On accessing object-oriented databases: expressive power, complexity, and restrictions

  • Authors:
  • Richard Hull;Jianwen Su

  • Affiliations:
  • Univ. of Southern California, Los Angeles;Univ. of Southern California, Los Angeles

  • Venue:
  • SIGMOD '89 Proceedings of the 1989 ACM SIGMOD international conference on Management of data
  • Year:
  • 1989

Quantified Score

Hi-index 0.00

Visualization

Abstract

A formal framework for studying the expressive power and complexity of OODB queries is developed. Three approaches to modeling sets are articulated and compared. The class of regular OODB schemas supports the explicit representation of set-valued types. Using an object-based semantics for sets, the regular schemas correspond to most implemented OODB systems in the literature; a value-based semantics for sets is also introduced. Without restrictions, both of these approaches support the specification of all computable queries.
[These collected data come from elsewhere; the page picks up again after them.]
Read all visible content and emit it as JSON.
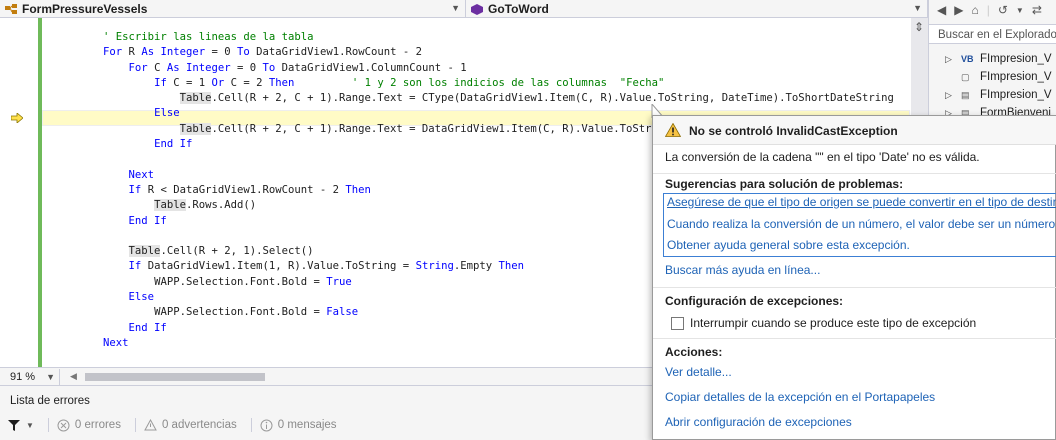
{
  "navbar": {
    "left_combo": "FormPressureVessels",
    "right_combo": "GoToWord"
  },
  "code_lines": [
    [
      {
        "t": "        "
      },
      {
        "t": "' Escribir las lineas de la tabla",
        "c": "cm"
      }
    ],
    [
      {
        "t": "        "
      },
      {
        "t": "For",
        "c": "kw"
      },
      {
        "t": " R "
      },
      {
        "t": "As",
        "c": "kw"
      },
      {
        "t": " "
      },
      {
        "t": "Integer",
        "c": "kw"
      },
      {
        "t": " = 0 "
      },
      {
        "t": "To",
        "c": "kw"
      },
      {
        "t": " DataGridView1.RowCount - 2"
      }
    ],
    [
      {
        "t": "            "
      },
      {
        "t": "For",
        "c": "kw"
      },
      {
        "t": " C "
      },
      {
        "t": "As",
        "c": "kw"
      },
      {
        "t": " "
      },
      {
        "t": "Integer",
        "c": "kw"
      },
      {
        "t": " = 0 "
      },
      {
        "t": "To",
        "c": "kw"
      },
      {
        "t": " DataGridView1.ColumnCount - 1"
      }
    ],
    [
      {
        "t": "                "
      },
      {
        "t": "If",
        "c": "kw"
      },
      {
        "t": " C = 1 "
      },
      {
        "t": "Or",
        "c": "kw"
      },
      {
        "t": " C = 2 "
      },
      {
        "t": "Then",
        "c": "kw"
      },
      {
        "t": "         "
      },
      {
        "t": "' 1 y 2 son los indicios de las columnas  \"Fecha\"",
        "c": "cm"
      }
    ],
    [
      {
        "t": "                    "
      },
      {
        "t": "Table",
        "c": "hl"
      },
      {
        "t": ".Cell(R + 2, C + 1).Range.Text = CType(DataGridView1.Item(C, R).Value.ToString, DateTime).ToShortDateString"
      }
    ],
    [
      {
        "t": "                "
      },
      {
        "t": "Else",
        "c": "kw"
      }
    ],
    [
      {
        "t": "                    "
      },
      {
        "t": "Table",
        "c": "hl"
      },
      {
        "t": ".Cell(R + 2, C + 1).Range.Text = DataGridView1.Item(C, R).Value.ToStr"
      }
    ],
    [
      {
        "t": "                "
      },
      {
        "t": "End If",
        "c": "kw"
      }
    ],
    [
      {
        "t": ""
      }
    ],
    [
      {
        "t": "            "
      },
      {
        "t": "Next",
        "c": "kw"
      }
    ],
    [
      {
        "t": "            "
      },
      {
        "t": "If",
        "c": "kw"
      },
      {
        "t": " R < DataGridView1.RowCount - 2 "
      },
      {
        "t": "Then",
        "c": "kw"
      }
    ],
    [
      {
        "t": "                "
      },
      {
        "t": "Table",
        "c": "hl"
      },
      {
        "t": ".Rows.Add()"
      }
    ],
    [
      {
        "t": "            "
      },
      {
        "t": "End If",
        "c": "kw"
      }
    ],
    [
      {
        "t": ""
      }
    ],
    [
      {
        "t": "            "
      },
      {
        "t": "Table",
        "c": "hl"
      },
      {
        "t": ".Cell(R + 2, 1).Select()"
      }
    ],
    [
      {
        "t": "            "
      },
      {
        "t": "If",
        "c": "kw"
      },
      {
        "t": " DataGridView1.Item(1, R).Value.ToString = "
      },
      {
        "t": "String",
        "c": "kw"
      },
      {
        "t": ".Empty "
      },
      {
        "t": "Then",
        "c": "kw"
      }
    ],
    [
      {
        "t": "                "
      },
      {
        "t": "WAPP.Selection.Font.Bold = "
      },
      {
        "t": "True",
        "c": "kw"
      }
    ],
    [
      {
        "t": "            "
      },
      {
        "t": "Else",
        "c": "kw"
      }
    ],
    [
      {
        "t": "                "
      },
      {
        "t": "WAPP.Selection.Font.Bold = "
      },
      {
        "t": "False",
        "c": "kw"
      }
    ],
    [
      {
        "t": "            "
      },
      {
        "t": "End If",
        "c": "kw"
      }
    ],
    [
      {
        "t": "        "
      },
      {
        "t": "Next",
        "c": "kw"
      }
    ]
  ],
  "zoom": "91 %",
  "error_list": {
    "title": "Lista de errores",
    "errors": "0 errores",
    "warnings": "0 advertencias",
    "messages": "0 mensajes"
  },
  "solution": {
    "search_placeholder": "Buscar en el Explorado",
    "items": [
      "FImpresion_V",
      "FImpresion_V",
      "FImpresion_V",
      "FormBienveni"
    ],
    "vb_badge": "VB"
  },
  "exception": {
    "title": "No se controló InvalidCastException",
    "message": "La conversión de la cadena \"\" en el tipo 'Date' no es válida.",
    "suggestions_header": "Sugerencias para solución de problemas:",
    "suggestions": [
      "Asegúrese de que el tipo de origen se puede convertir en el tipo de destino",
      "Cuando realiza la conversión de un número, el valor debe ser un número r",
      "Obtener ayuda general sobre esta excepción."
    ],
    "more_help": "Buscar más ayuda en línea...",
    "config_header": "Configuración de excepciones:",
    "checkbox_label": "Interrumpir cuando se produce este tipo de excepción",
    "actions_header": "Acciones:",
    "actions": [
      "Ver detalle...",
      "Copiar detalles de la excepción en el Portapapeles",
      "Abrir configuración de excepciones"
    ]
  },
  "colors": {
    "keyword": "#0000ff",
    "comment": "#008000",
    "link": "#1e63b6",
    "current_line": "#fffbc6",
    "change_bar": "#6fba5a"
  }
}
Assuming that the new operator is prohibited, the query language of the regular OODB schemas under the object-based semantics is complete in PSPACE; and under the value-based semantics it has hyper-exponential complexity. The third approach to modeling sets is given by the algebraic OODB model, in which multi-valued attributes rather than set-valued types are supported. method implementations can use operators stemming from the relational algebra, and do not have side-effects. The query language of algebraic OODBs is more powerful than the relational algebra but has complexity bounded by PTIME. The expressive power and complexity of data access for other variations of OODBs are also considered. Finally, a new relational query language, called algebra + pointwise recursion, is introduced. This is equivalent to the algebraic OODB language, and can compute generalized transitive closure.